Diabolisation de la gauche contre normalisation de
l’extrême droite. Certes, la pièce revient souvent mais elle est jouée avec de
plus en plus d’intensité. Ses acteurs, qui renvoient la gauche au ban de la
République, se déchaînent de plateaux télévisés en éditoriaux. Et pendant ce
temps, les thèses les plus rances gagnent sans cesse du terrain. Las, malgré sa
prétention de faire rempart, il ne faut pas compter sur le camp présidentiel.

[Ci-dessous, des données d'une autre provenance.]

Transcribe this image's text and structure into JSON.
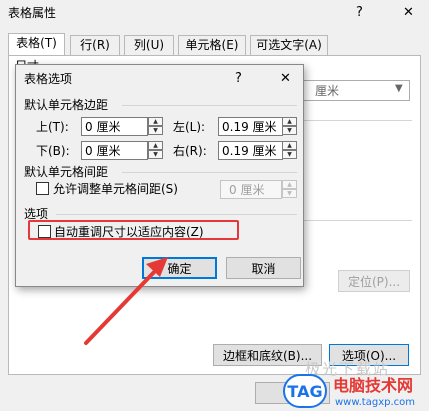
{
  "outer": {
    "title": "表格属性",
    "help_glyph": "?",
    "close_glyph": "✕",
    "tabs": [
      {
        "label": "表格(T)"
      },
      {
        "label": "行(R)"
      },
      {
        "label": "列(U)"
      },
      {
        "label": "单元格(E)"
      },
      {
        "label": "可选文字(A)"
      }
    ],
    "size_label": "尺寸",
    "unit_value": "厘米",
    "position_button": "定位(P)...",
    "borders_button": "边框和底纹(B)...",
    "options_button": "选项(O)..."
  },
  "dialog": {
    "title": "表格选项",
    "help_glyph": "?",
    "close_glyph": "✕",
    "margins_group": "默认单元格边距",
    "top_label": "上(T):",
    "top_value": "0 厘米",
    "left_label": "左(L):",
    "left_value": "0.19 厘米",
    "bottom_label": "下(B):",
    "bottom_value": "0 厘米",
    "right_label": "右(R):",
    "right_value": "0.19 厘米",
    "spacing_group": "默认单元格间距",
    "spacing_checkbox_label": "允许调整单元格间距(S)",
    "spacing_value": "0 厘米",
    "options_group": "选项",
    "autofit_label": "自动重调尺寸以适应内容(Z)",
    "ok_button": "确定",
    "cancel_button": "取消"
  },
  "watermark": {
    "logo_text": "TAG",
    "site_name": "电脑技术网",
    "site_url": "www.tagxp.com",
    "faded_text": "极光下载站"
  },
  "colors": {
    "highlight_red": "#e5383b",
    "arrow_red": "#e53935",
    "focus_blue": "#0078d7",
    "watermark_blue": "#1a73e8"
  }
}
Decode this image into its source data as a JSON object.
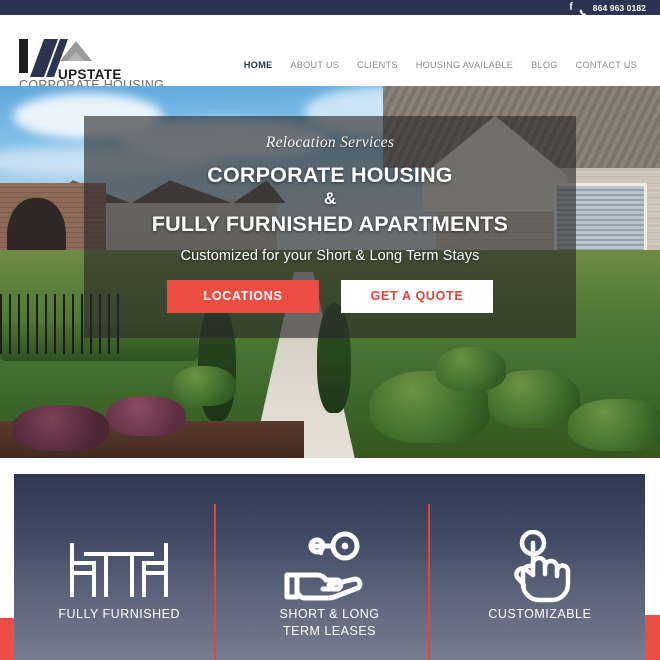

Car, non seulement LR, qui a choisi de camper une ligne dure pour faire son
trou, est un maillon de 62 députés nécessaire à qui veut prétendre faire
adopter des lois malgré une majorité relative. Mais, au-delà, il y a
convergence sur le fond. Rappelons-nous Bruno Le Maire qui se fait le défenseur
de « nos
compatriotes » qui « n’ont aucune envie de voir des personnes bénéficier d’aides (pour) les
renvoyer au Maghreb », d’Emmanuel
Macron qui évoque la « décivilisation » quand son
ministre de l’Intérieur parle
d’« ensauvagement ».
L’embrasement à la suite de la mort de Nahel
n’aurait-il pas des raisons profondes ? Le racisme systémique n’aurait-il pas un rapport ? Pourrait-on enfin agir contre les violences
policières ? Même esquisser ces questions entraînera bientôt le bannissement. La réponse est
pourtant trois fois oui. Mais point de critiques possibles, encore moins d’alternatives. Voilà l’objectif des formules lapidaires d’exclusion du champ républicain qui ne valent plus pour les promoteurs de haine. Et à ce jeu-là,
toute la gauche – quand bien même il y existe de réels désaccords –
risque de se faire rattraper.
Les fameuses « valeurs de la République » entonnées en chœur se résument désormais bien souvent à « ordre, travail, progrès » – selon les termes employés par le chef de l’État – saupoudrés de vert, parce qu’il faut bien
donner le change. Le parti de l’ordre, donc,
qui impose le travail sans justice ni répartition, et le progrès réservé aux seuls
nantis tant redistribution et services publics sont mal en point. Pourtant, la
promesse de la République est tout autre : liberté, égalité, fraternité. Non content de balayer la devise, à force de vouloir diviser à gauche pour mieux régner, le pouvoir prend sciemment le risque de servir de marchepied à
l’extrême droite. Reste à éviter ce piège grossier.